According to organizations such as World Against Toys Causing Harm’s (W.A.T.C.H.) and the U.S. Consumer Product Safety Commission (CPSC), summertime is a peak time for injuries to minors and children. As more kids and teens enjoy their summer vacation, they spend more time unsupervised and this can lead to accidents. In addition, many Florida injuries to teens and minors occur due to toys and recreation items. According to WATCH and the CPSC, there are several things that parents can do to help prevent these types of injuries:
1) Do not assume a product is safe. Parents should check for recalled items regularly. Some very popular and widely available toys are recalled each year, and this always tends to catch parents and kids off-guard. Register toys and electronic gadgets when you buy them – to be altered about warnings and recalls – and check the CPSC site regularly for recalls. Even if a product is not recalled, check its condition and use your common sense. A product may not be recalled but may still have unsafe sharp edges. A small child chewing on a toy may make that toy unsafe.

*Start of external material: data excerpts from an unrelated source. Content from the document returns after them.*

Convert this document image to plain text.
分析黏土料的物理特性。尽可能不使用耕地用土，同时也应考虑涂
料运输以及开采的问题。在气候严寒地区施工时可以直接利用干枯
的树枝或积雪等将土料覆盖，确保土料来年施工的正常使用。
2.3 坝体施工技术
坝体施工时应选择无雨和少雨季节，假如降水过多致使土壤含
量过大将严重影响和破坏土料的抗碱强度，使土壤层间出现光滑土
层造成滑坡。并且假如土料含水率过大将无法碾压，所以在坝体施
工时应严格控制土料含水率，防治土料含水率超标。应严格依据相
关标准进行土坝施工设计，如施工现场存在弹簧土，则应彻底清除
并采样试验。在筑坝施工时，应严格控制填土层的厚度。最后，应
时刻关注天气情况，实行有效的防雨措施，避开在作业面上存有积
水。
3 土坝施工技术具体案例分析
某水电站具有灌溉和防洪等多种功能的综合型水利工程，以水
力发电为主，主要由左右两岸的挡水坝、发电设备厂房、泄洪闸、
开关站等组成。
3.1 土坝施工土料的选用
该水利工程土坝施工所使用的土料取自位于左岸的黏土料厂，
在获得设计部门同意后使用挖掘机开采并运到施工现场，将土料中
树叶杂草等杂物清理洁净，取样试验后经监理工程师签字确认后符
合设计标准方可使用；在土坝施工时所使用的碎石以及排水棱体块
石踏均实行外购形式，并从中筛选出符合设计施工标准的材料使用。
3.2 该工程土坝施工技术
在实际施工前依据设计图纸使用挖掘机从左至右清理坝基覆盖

2) Ensure that children have correct safety gear for in-line skate shoes, scooters, skateboards, and in-line skates. Helmets, elbow pads and knee pads can help prevent many of the injuries emergency rooms see each summer. The CPSC notes that up to 90% of bicycle accident fatalities can be prevented with proper use of a helmet. Each year, thousands of Florida brain injuries are caused by bicyclists not wearing helmets correctly. Do not let this happen to your child.
3) Use trampolines with caution. Each year, trampoline-related injuries cause broken bones, paralysis, and neck and head injuries. Make sure that you get an approved trampoline and use it according to the directions. Never allow small children or unsupervised children to play on a trampoline.
4) Check playground equipment carefully before allowing children to play on it. Poor ground cover can cause broken bones in a playground while loose clothing can pose a choking hazard on slides and monkey bars. Some playgrounds have toxic surfaces. As well, some unanchored playground equipment, such as soccer goals, can tip and injure children. Less serious injuries can also happen on playgrounds. Each year, thousands of minor Florida burn injuries are caused when children touch or come into contact with hot metal surfaces on the playground.
5) Secure windows with window guards. Children playing in a separate room can easily fall through a window without this precaution.
6) If you purchase small mini-hammocks for your children, make sure that they have a spreader bar. Models without this bar can entrap children and cause suffocation.